I think other shoes are waiting to drop. Pulte had scheduled a press conference at the federal courthouse in D.C. on Thursday morning. He cancelled it on Wednesday afternoon, "out of respect for the process."
President Trump used the allegations of perjury and fraud as a reason to fire her "for cause," but she is contesting the matter in court. The one thing missing from Cook's argument is any denial of the facts; see Scott Bessent Notes the One Key Thing Fired Fed Reserve Governor Lisa Cook Has Not Said – RedState. The lack of a denial figured prominently in her court hearing.

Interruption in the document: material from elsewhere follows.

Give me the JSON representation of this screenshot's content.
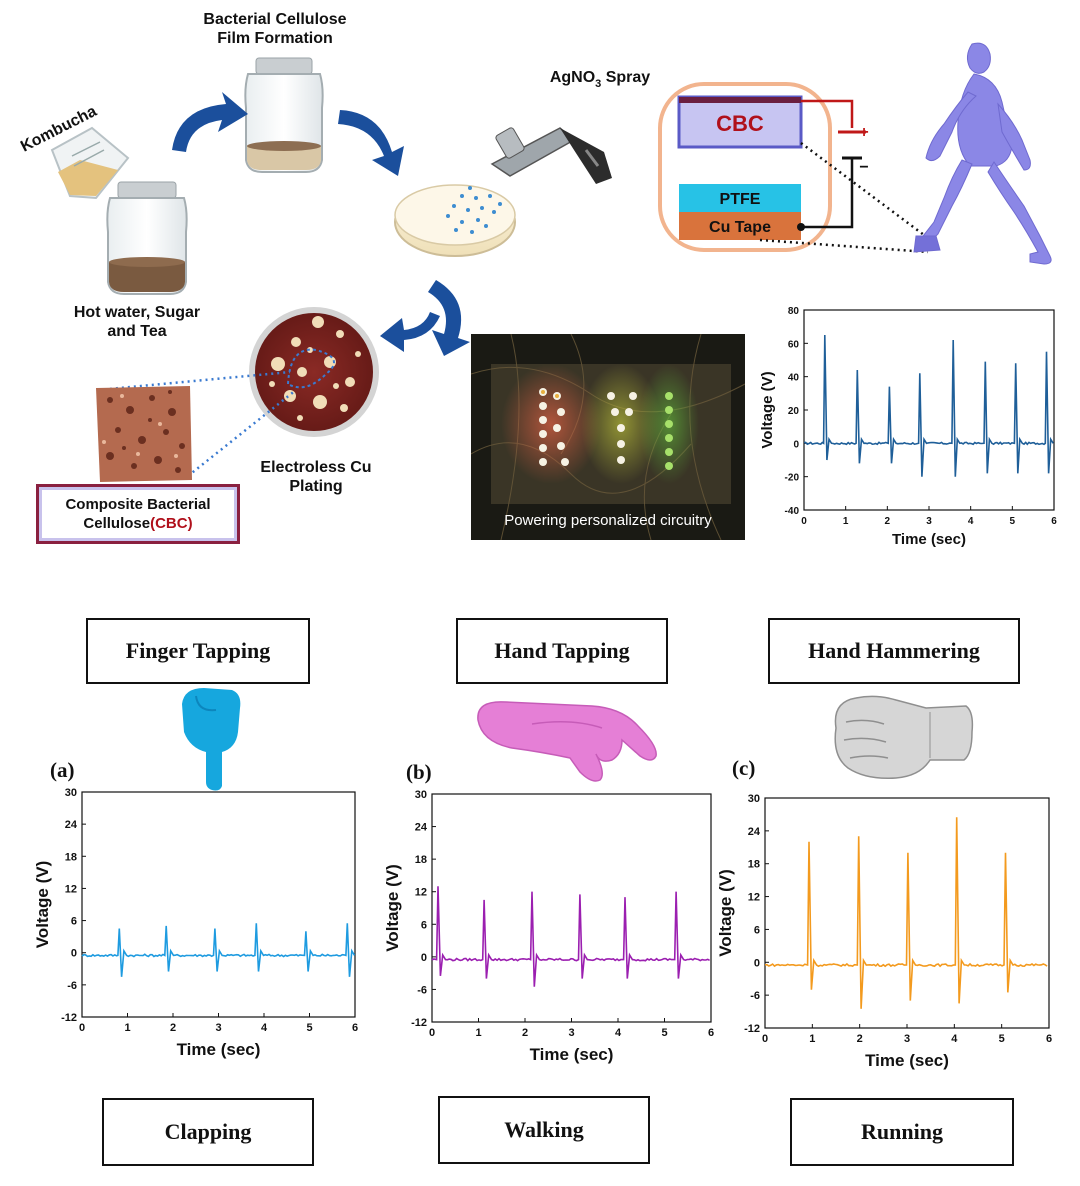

In a court filing on Thursday, Justice Department lawyers pushed back on Cook’s claim that the alleged inconsistencies on her mortgage filings were known before she was appointed. They also said that even if Trump had given Cook a chance to argue against her firing, it wouldn’t have made a difference: “An opportunity to tell one’s side of the story only matters if one has a side of the story to tell, and Dr. Cook has given no indication that she does,” they wrote.
The next meeting of the Federal Reserve Board of Governors is September 16, at which it is widely anticipated that the Fed will reduce interest rates; see Fed Chairman Hints at Coming Interest Rate Cut and Swears He's Not Doing It Because of Trump – RedState.
This poses a problem for Fed Chairman Jerome Powell, who is already on thin ice with President Trump. He needs to act to suspend Cook's voting rights pending the outcome of her legal case. If she votes on the rate decision and is inevitably determined to have been fired, then that and any other decision she's taken part in have questionable legality. If he does not prevent her from voting, then his refusal to honor President Trump's order firing Cook could be used to fire him "for cause."
If Cook's firing sticks, and I think it will in the long run, then Trump will have a majority on the seven-member board and more clout over the nation's economic policy.